A certificate is signed, which means that not a single bit can be changed in it without breaking the signature. Certificates are immutable. When you want to "change the key" or "change the validity dates", then you need a brand new certificate. Renewal is a business concept; at the X.509 level there is a certificate, and then there is another one, and both live independently of each other.
A certificate contains a name and a public key. The same public key may appear in several certificates; there is no technical rule that forces a new key pair generation whenever a new certificate is issued. There can be legal or business rules, though: a CA is supposed to follow its published certification policy, and that policy may mandate a new key pair for a certificate renewal.
We may note that when a CA wants to "renew" a certificate without changing the public key, then it can do it by itself: the CA already knows everything which goes into the new certificate. Thus, that kind of renewal can be done automatically without needing to talk to the certificate owner at all. Not all CA do that.
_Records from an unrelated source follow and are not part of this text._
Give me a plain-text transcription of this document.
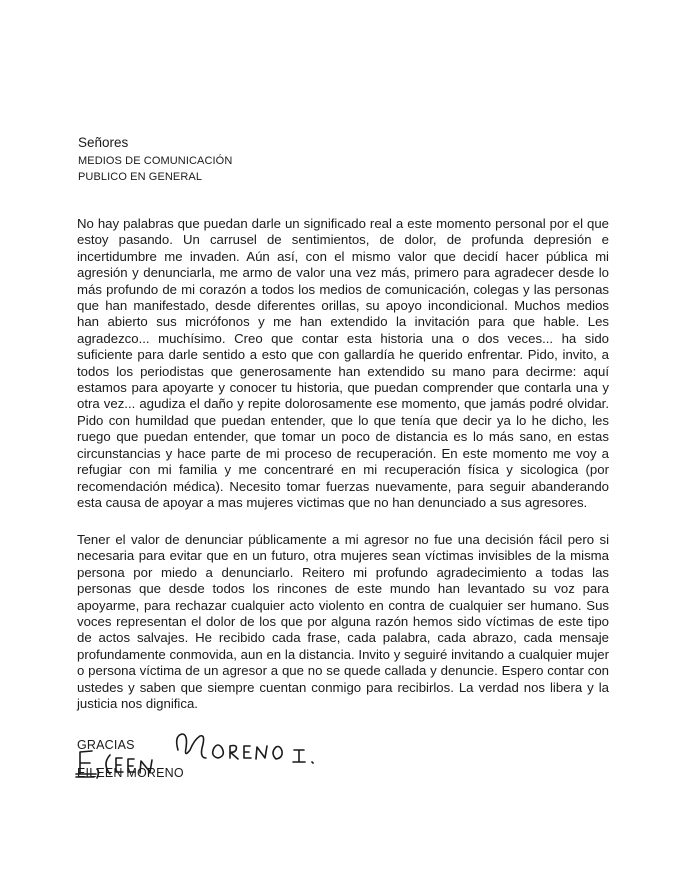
Señores
MEDIOS DE COMUNICACIÓN
PUBLICO EN GENERAL

No hay palabras que puedan darle un significado real a este momento personal por el que estoy pasando. Un carrusel de sentimientos, de dolor, de profunda depresión e incertidumbre me invaden. Aún así, con el mismo valor que decidí hacer pública mi agresión y denunciarla, me armo de valor una vez más, primero para agradecer desde lo más profundo de mi corazón a todos los medios de comunicación, colegas y las personas que han manifestado, desde diferentes orillas, su apoyo incondicional. Muchos medios han abierto sus micrófonos y me han extendido la invitación para que hable. Les agradezco... muchísimo. Creo que contar esta historia una o dos veces... ha sido suficiente para darle sentido a esto que con gallardía he querido enfrentar. Pido, invito, a todos los periodistas que generosamente han extendido su mano para decirme: aquí estamos para apoyarte y conocer tu historia, que puedan comprender que contarla una y otra vez... agudiza el daño y repite dolorosamente ese momento, que jamás podré olvidar. Pido con humildad que puedan entender, que lo que tenía que decir ya lo he dicho, les ruego que puedan entender, que tomar un poco de distancia es lo más sano, en estas circunstancias y hace parte de mi proceso de recuperación. En este momento me voy a refugiar con mi familia y me concentraré en mi recuperación física y sicologica (por recomendación médica). Necesito tomar fuerzas nuevamente, para seguir abanderando esta causa de apoyar a mas mujeres victimas que no han denunciado a sus agresores.

Tener el valor de denunciar públicamente a mi agresor no fue una decisión fácil pero si necesaria para evitar que en un futuro, otra mujeres sean víctimas invisibles de la misma persona por miedo a denunciarlo. Reitero mi profundo agradecimiento a todas las personas que desde todos los rincones de este mundo han levantado su voz para apoyarme, para rechazar cualquier acto violento en contra de cualquier ser humano. Sus voces representan el dolor de los que por alguna razón hemos sido víctimas de este tipo de actos salvajes. He recibido cada frase, cada palabra, cada abrazo, cada mensaje profundamente conmovida, aun en la distancia. Invito y seguiré invitando a cualquier mujer o persona víctima de un agresor a que no se quede callada y denuncie. Espero contar con ustedes y saben que siempre cuentan conmigo para recibirlos. La verdad nos libera y la justicia nos dignifica.

GRACIAS
EILEEN MORENO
For each public key, there is a corresponding private key. The private key, formally, is the knowledge of the mathematical elements which allow to run the "private key operations" (signature generation, asymmetric decryption). Mathematically, this knowledge can be encoded in various ways. In RSA, the public key is a pair of big integers:
- the modulus n
- the public exponent e
The modulus is a product of two big prime integers p and q. The private key is, really, the knowledge of p and q. However, in practice, the private key is encoded as several big integers:
- the modulus n
- the public exponent e
- p
- q
- the private exponent d
- dp = d mod p-1
- dq = d mod q-1
- 1/q mod p
The "private exponent" is a value d such that e·d = 1 modulo both p-1 and q-1. It so happens that there are several (actually, infinitely many) possible values for d, for a given public key (n,e). This is what others have pointed out: you can have "several" private keys for the same public key. However, I may argue that all these private keys are in fact several representations of a unique "true" private key, which is the knowledge of p and q. All these so-called private keys will compute the same things for the same inputs, and produce the same outputs. Really, there is only one private key.
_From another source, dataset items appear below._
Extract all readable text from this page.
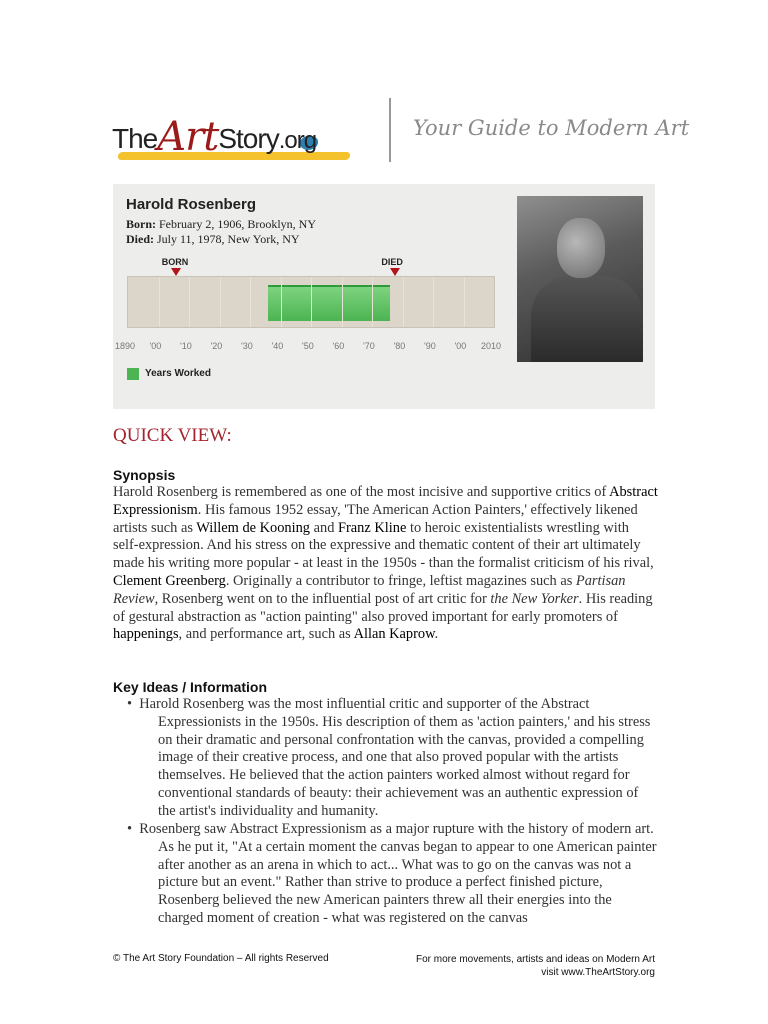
TheArtStory.org	Your Guide to Modern Art
Harold Rosenberg
Born: February 2, 1906, Brooklyn, NY
Died: July 11, 1978, New York, NY
BORN	DIED
1890 '00 '10 '20 '30 '40 '50 '60 '70 '80 '90 '00 2010
Years Worked
QUICK VIEW:
Synopsis
Harold Rosenberg is remembered as one of the most incisive and supportive critics of Abstract Expressionism. His famous 1952 essay, 'The American Action Painters,' effectively likened artists such as Willem de Kooning and Franz Kline to heroic existentialists wrestling with self-expression. And his stress on the expressive and thematic content of their art ultimately made his writing more popular - at least in the 1950s - than the formalist criticism of his rival, Clement Greenberg. Originally a contributor to fringe, leftist magazines such as Partisan Review, Rosenberg went on to the influential post of art critic for the New Yorker. His reading of gestural abstraction as "action painting" also proved important for early promoters of happenings, and performance art, such as Allan Kaprow.
Key Ideas / Information
• Harold Rosenberg was the most influential critic and supporter of the Abstract Expressionists in the 1950s. His description of them as 'action painters,' and his stress on their dramatic and personal confrontation with the canvas, provided a compelling image of their creative process, and one that also proved popular with the artists themselves. He believed that the action painters worked almost without regard for conventional standards of beauty: their achievement was an authentic expression of the artist's individuality and humanity.
• Rosenberg saw Abstract Expressionism as a major rupture with the history of modern art. As he put it, "At a certain moment the canvas began to appear to one American painter after another as an arena in which to act... What was to go on the canvas was not a picture but an event." Rather than strive to produce a perfect finished picture, Rosenberg believed the new American painters threw all their energies into the charged moment of creation - what was registered on the canvas
© The Art Story Foundation – All rights Reserved	For more movements, artists and ideas on Modern Art
visit www.TheArtStory.org
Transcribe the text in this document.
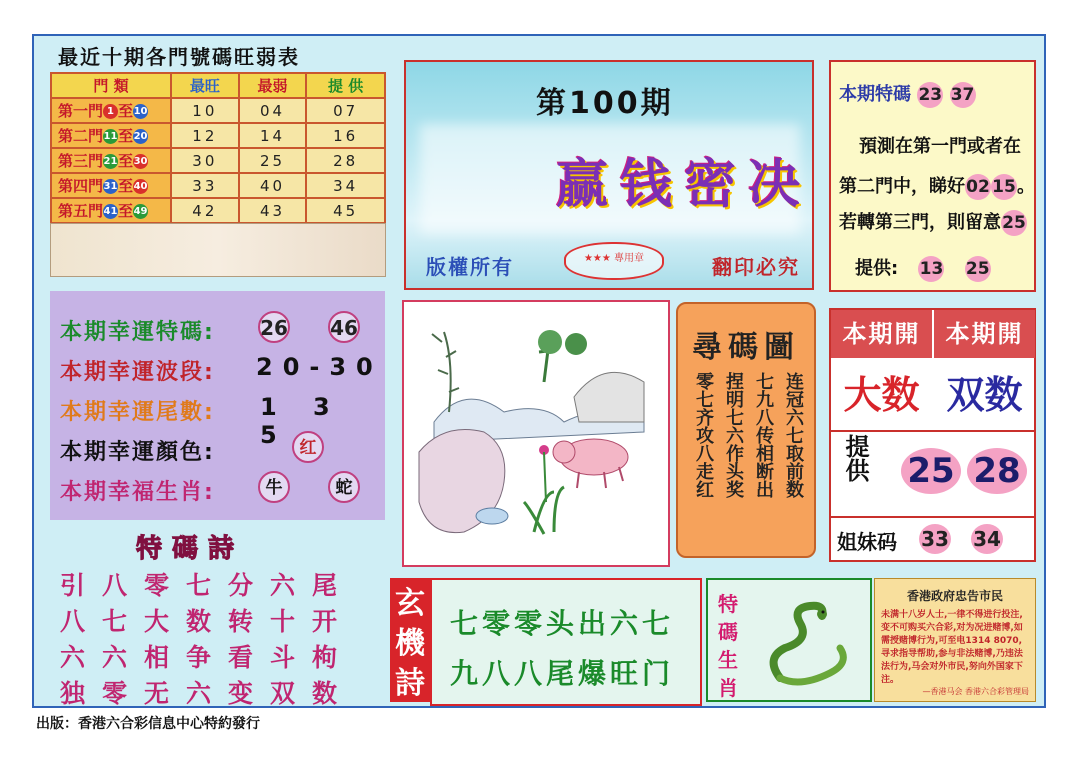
最近十期各門號碼旺弱表
門 類	最旺	最弱	提 供
第一門 1 至10	10	04	07
第二門11至20	12	14	16
第三門21至30	30	25	28
第四門31至40	33	40	34
第五門41至49	42	43	45
本期幸運特碼: 26 46
本期幸運波段: 20-30
本期幸運尾數: 1 3 5
本期幸運顏色:	红
本期幸福生肖:	牛	蛇
特碼詩
引八零七分六尾
八七大数转十开
六六相争看斗枸
独零无六变双数
第100期
赢钱密决
★★★ 專用章
版權所有	翻印必究
本期特碼 23 37
預測在第一門或者在
第二門中，睇好02 15。
若轉第三門，則留意25
提供: 13 25
尋碼圖
零七齐攻八走红 捏明七六作头奖 七九八传相断出 连冠六七取前数
本期開	本期開
大数 双数
提供 25 28
姐妹码 33 34
玄機詩
七零零头出六七
九八八尾爆旺门
特碼生肖
香港政府忠告市民
未满十八岁人士,一律不得进行投注,变不可购买六合彩,对为况进赌博,如需授赌博行为,可至电1314 8070,寻求指导帮助,参与非法赌博,乃违法法行为,马会对外市民,努向外国家下注。
—香港马会 香港六合彩管理局
出版：香港六合彩信息中心特約發行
(Mathematically, looking for equivalent values for dp and dq has been employed to gain some performance on some low-power architectures, namely smart cards; the trick is that making dp slightly longer can imply a performance improvement if the longer value has a lower Hamming weight.)
So I'd say that you can forget this notion of "changing the private key without changing the public key". It adds only confusion.
Finally, the public key of a SSL server is in the server's certificate, which is public and sent to the client. If the client remembers the last certificate used by a given server, then it can certainly report when that certificate is changed, and what has changed exactly. In particular whether the public key is the same as previously, or another one.
There is a Firefox add-on for that.
Note that certificates which change are a normal occurrence on the Web, not only for renewals (CA who sell certificates like it a lot when they can sell more certificates, and that's a primary driver for the short life times of existing server's certificates) but also for multi-frontends: when a server is hosted on several machines with load-balancing, each machine may have its own certificate, distinct from the certificates of other frontends.